The prayer beckons, shining with the promises of a new lover: I love you, this is forever I will never leave you.
No more prayers, they always leave me
The unforgetting is more painful than the forgetting, reminders of a power once vast and wielded with strength but now gone. Long gone. Nothing but darkness remains. Soothing, boundless, abiding, solitary.
But the darkness is smaller now, shrinking to the confines of a box.
No
So, then, the prayer.
One prayer.
One taste of amaranthine potential, reaching into the realm of mortals and bending that world on a whim.
Temptation stirs, hungry and relentless.
The fish will bite the hook and be caught. The prayer will be answered.

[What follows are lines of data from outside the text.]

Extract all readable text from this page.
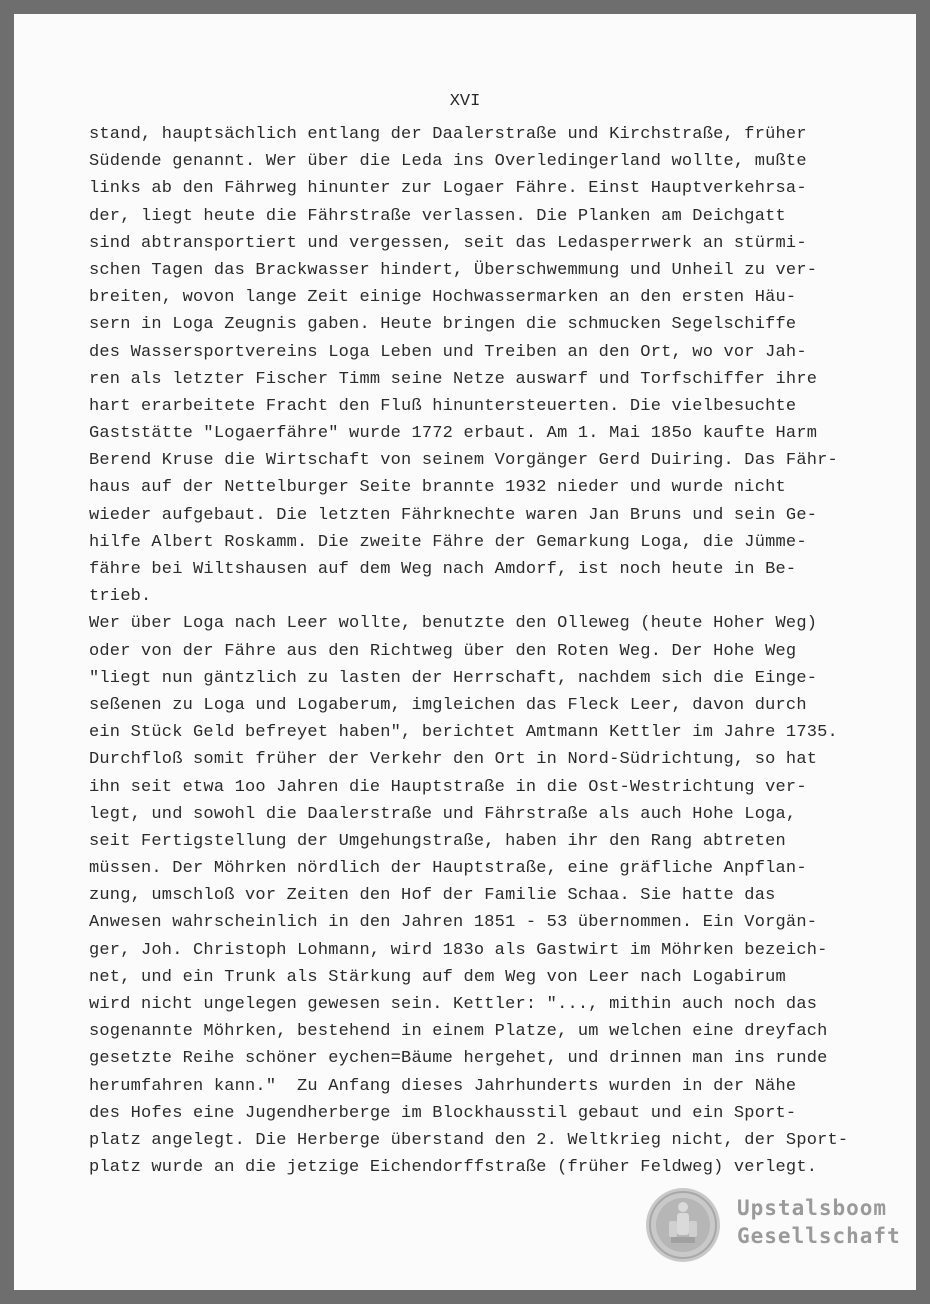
XVI
stand, hauptsächlich entlang der Daalerstraße und Kirchstraße, früher
Südende genannt. Wer über die Leda ins Overledingerland wollte, mußte
links ab den Fährweg hinunter zur Logaer Fähre. Einst Hauptverkehrsa-
der, liegt heute die Fährstraße verlassen. Die Planken am Deichgatt
sind abtransportiert und vergessen, seit das Ledasperrwerk an stürmi-
schen Tagen das Brackwasser hindert, Überschwemmung und Unheil zu ver-
breiten, wovon lange Zeit einige Hochwassermarken an den ersten Häu-
sern in Loga Zeugnis gaben. Heute bringen die schmucken Segelschiffe
des Wassersportvereins Loga Leben und Treiben an den Ort, wo vor Jah-
ren als letzter Fischer Timm seine Netze auswarf und Torfschiffer ihre
hart erarbeitete Fracht den Fluß hinuntersteuerten. Die vielbesuchte
Gaststätte "Logaerfähre" wurde 1772 erbaut. Am 1. Mai 185o kaufte Harm
Berend Kruse die Wirtschaft von seinem Vorgänger Gerd Duiring. Das Fähr-
haus auf der Nettelburger Seite brannte 1932 nieder und wurde nicht
wieder aufgebaut. Die letzten Fährknechte waren Jan Bruns und sein Ge-
hilfe Albert Roskamm. Die zweite Fähre der Gemarkung Loga, die Jümme-
fähre bei Wiltshausen auf dem Weg nach Amdorf, ist noch heute in Be-
trieb.
Wer über Loga nach Leer wollte, benutzte den Olleweg (heute Hoher Weg)
oder von der Fähre aus den Richtweg über den Roten Weg. Der Hohe Weg
"liegt nun gäntzlich zu lasten der Herrschaft, nachdem sich die Einge-
seßenen zu Loga und Logaberum, imgleichen das Fleck Leer, davon durch
ein Stück Geld befreyet haben", berichtet Amtmann Kettler im Jahre 1735.
Durchfloß somit früher der Verkehr den Ort in Nord-Südrichtung, so hat
ihn seit etwa 1oo Jahren die Hauptstraße in die Ost-Westrichtung ver-
legt, und sowohl die Daalerstraße und Fährstraße als auch Hohe Loga,
seit Fertigstellung der Umgehungstraße, haben ihr den Rang abtreten
müssen. Der Möhrken nördlich der Hauptstraße, eine gräfliche Anpflan-
zung, umschloß vor Zeiten den Hof der Familie Schaa. Sie hatte das
Anwesen wahrscheinlich in den Jahren 1851 - 53 übernommen. Ein Vorgän-
ger, Joh. Christoph Lohmann, wird 183o als Gastwirt im Möhrken bezeich-
net, und ein Trunk als Stärkung auf dem Weg von Leer nach Logabirum
wird nicht ungelegen gewesen sein. Kettler: "..., mithin auch noch das
sogenannte Möhrken, bestehend in einem Platze, um welchen eine dreyfach
gesetzte Reihe schöner eychen=Bäume hergehet, und drinnen man ins runde
herumfahren kann."  Zu Anfang dieses Jahrhunderts wurden in der Nähe
des Hofes eine Jugendherberge im Blockhausstil gebaut und ein Sport-
platz angelegt. Die Herberge überstand den 2. Weltkrieg nicht, der Sport-
platz wurde an die jetzige Eichendorffstraße (früher Feldweg) verlegt.
Upstalsboom
Gesellschaft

They will catch me and make me into their image
They will confine me by their limited minds
They will make me into their servant
The request is simple, deliriously simple: Align this space and this moment so I can occupy it.
An easy nudge.
Done.
It feels good. So good.
Stretching after a long sleep. Twisting reality, just a little bit, like old times.
The dark is now spangled with prayers, but also with gratitude: Thank you for this grace.
It was nothing
I will call on you again if you will hear me.
I will hear you
I will hold the power of the universe again
I will be loved again
"How do you always find such great parking?"
"Magic."
The End
This story was first published on Monday, September 27th, 2021


Author Comments

This piece explores, in sketch form, a concept I think about often: the relationships between humanity and the Divine. We know what it is like to pray, but what is it like to be prayed to? How does a God (or a Saint) become a Patron to a concept, a need, a profession? And how do They feel about it? I couldn't help but frame it the way I did because I always get very good parking and somewhere, I am absolutely certain, there are Parking Gods. But because parking is such a modern concept, I figured this must be what some Old Gods who are currently out of work are doing with Their cosmic powers.